Jack McGrath, Sean Cronin, Ian Nagle, Devin Toner, Jamie Heaslip and Josh van der Flier 15/10/2016

1. Jack McGrath (Leinster)

The loosehead kingpin for province and country. Hit his usual, high share of rucks and was part of a pack that did well at the scrum and excellently at their rolling mauls. Chipped in with a close-range try too.

2. Sean Cronin (Leinster)

Was on a hat-trick before the half-hour mark at the RDS. He lives for the big days like this. Wants to win every contact and run through men.

3. Mike Ross (Leinster)

Came on for the injured Tadhg Furlong and reminded us all that there’s a powerful man behind the myth. Bullied the French side in the scrum and received the majority of back slaps after Leinster were awarded a penalty try.

4. Ultan Dillane (Connacht)

Was not a perfect game from Dillane – missed tackles and one big penalty conceded in the Toulouse 22 – but he brought the relentless physicality that eventually wore Toulouse down. Stole a Toulouse lineout, too, that eventually led to the 90-metre counter and Adeolokun’s try.

5. Ian Nagle (Leinster)

Settling in just fine. Devin Toner was impressive in the lineout while Nagle took it upon himself to get in Castres faces. Fierce work-rate.

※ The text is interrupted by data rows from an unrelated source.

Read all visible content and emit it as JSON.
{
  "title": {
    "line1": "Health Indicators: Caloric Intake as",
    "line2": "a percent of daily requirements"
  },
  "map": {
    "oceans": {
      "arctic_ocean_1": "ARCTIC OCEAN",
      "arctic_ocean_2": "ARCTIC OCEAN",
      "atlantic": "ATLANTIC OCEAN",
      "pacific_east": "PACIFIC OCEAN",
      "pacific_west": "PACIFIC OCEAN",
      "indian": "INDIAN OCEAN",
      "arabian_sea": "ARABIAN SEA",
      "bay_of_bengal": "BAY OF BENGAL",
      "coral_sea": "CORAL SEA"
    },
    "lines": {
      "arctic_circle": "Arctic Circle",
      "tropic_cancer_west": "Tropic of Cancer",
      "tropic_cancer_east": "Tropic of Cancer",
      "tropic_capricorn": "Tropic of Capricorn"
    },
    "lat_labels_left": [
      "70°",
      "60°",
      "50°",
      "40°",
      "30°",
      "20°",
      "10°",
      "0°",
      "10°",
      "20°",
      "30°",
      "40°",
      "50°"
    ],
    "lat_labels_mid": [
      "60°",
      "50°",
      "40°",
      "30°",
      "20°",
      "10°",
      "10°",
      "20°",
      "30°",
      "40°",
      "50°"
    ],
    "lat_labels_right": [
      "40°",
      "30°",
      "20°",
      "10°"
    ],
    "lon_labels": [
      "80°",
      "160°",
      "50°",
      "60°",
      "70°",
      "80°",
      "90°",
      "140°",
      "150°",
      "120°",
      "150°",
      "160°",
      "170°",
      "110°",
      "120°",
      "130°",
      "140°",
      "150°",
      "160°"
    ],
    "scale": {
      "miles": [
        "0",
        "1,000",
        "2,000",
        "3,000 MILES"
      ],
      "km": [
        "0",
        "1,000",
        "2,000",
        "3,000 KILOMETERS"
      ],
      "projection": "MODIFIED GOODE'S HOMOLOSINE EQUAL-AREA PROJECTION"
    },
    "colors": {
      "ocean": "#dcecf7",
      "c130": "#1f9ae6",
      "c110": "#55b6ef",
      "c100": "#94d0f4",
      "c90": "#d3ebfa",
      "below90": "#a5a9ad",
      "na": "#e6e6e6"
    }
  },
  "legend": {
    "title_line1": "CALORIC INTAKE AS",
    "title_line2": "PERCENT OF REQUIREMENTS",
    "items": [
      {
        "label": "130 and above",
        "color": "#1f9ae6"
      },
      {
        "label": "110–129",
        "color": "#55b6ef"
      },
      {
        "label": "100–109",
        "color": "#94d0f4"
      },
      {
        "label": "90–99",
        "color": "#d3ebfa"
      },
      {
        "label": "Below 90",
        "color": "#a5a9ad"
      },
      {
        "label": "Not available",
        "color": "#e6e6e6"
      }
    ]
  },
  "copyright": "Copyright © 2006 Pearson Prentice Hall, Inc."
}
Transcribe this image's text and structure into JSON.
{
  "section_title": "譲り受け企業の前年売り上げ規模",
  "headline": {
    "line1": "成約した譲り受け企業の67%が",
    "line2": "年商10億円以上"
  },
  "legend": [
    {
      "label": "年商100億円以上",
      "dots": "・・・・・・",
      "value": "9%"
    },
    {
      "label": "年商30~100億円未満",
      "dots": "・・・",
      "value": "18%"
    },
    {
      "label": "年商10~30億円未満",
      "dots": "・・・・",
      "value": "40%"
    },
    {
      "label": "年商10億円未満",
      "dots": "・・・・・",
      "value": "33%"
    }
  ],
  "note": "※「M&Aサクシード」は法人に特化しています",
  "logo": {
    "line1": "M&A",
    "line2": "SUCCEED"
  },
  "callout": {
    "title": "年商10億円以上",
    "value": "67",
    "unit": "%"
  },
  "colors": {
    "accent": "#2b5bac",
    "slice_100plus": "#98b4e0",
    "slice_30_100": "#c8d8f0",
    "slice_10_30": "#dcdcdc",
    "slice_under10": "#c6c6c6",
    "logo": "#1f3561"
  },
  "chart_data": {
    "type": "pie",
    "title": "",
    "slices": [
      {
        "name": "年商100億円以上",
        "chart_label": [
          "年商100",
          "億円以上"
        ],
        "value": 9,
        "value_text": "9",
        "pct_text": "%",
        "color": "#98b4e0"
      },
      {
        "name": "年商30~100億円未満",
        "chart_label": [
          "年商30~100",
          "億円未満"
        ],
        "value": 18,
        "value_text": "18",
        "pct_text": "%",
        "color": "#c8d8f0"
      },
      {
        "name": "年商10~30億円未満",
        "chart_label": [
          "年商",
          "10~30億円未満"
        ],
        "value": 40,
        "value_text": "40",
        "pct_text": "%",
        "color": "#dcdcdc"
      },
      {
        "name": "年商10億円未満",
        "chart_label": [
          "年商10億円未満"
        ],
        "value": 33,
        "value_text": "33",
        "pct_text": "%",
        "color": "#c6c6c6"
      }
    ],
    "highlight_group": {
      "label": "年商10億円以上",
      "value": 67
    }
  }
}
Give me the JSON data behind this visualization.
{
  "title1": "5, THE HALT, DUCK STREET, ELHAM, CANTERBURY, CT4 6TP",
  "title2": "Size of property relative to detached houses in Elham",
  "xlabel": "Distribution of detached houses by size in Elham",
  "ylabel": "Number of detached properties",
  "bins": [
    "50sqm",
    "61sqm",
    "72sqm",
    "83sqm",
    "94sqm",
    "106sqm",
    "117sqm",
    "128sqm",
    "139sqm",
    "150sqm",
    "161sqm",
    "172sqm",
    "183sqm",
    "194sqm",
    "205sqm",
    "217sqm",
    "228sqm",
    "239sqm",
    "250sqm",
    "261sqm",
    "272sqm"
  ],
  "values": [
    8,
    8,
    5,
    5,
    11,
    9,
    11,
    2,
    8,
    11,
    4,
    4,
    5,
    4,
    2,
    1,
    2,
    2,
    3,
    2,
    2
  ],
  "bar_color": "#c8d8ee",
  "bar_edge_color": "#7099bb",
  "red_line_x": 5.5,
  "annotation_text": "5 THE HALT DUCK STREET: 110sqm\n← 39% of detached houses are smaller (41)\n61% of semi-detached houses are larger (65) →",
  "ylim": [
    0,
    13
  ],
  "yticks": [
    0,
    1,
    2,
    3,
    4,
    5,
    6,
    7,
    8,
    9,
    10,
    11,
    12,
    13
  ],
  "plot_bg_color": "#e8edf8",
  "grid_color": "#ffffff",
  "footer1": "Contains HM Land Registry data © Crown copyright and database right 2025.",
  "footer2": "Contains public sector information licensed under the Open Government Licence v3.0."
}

6. Iain Henderson (Ulster)

Huge effort in a losing cause for Ulster. Topped the tackle count [17] and constantly called ball on himself. Got under the ball, too, in preventing on Bordeaux score.

7. Jake Heenan (Connacht)

Jake Heenan celebrates after the game 15/10/2016

Just edges out Leinster’s Josh van der Flier for driving Connacht to victory from the brink of a big defeat. Got his team on the front-foot when they needed to get out of their 22 and when they were trying to punch holes in attack.

8. Jamie Heaslip (Leinster)

This is becoming a theme. Second week in a row that Heaslip features. Part of a pack that dominated in the maul and on the deck. Made a hefty amount of meaningful carries, got over the gainline and made his tackles count.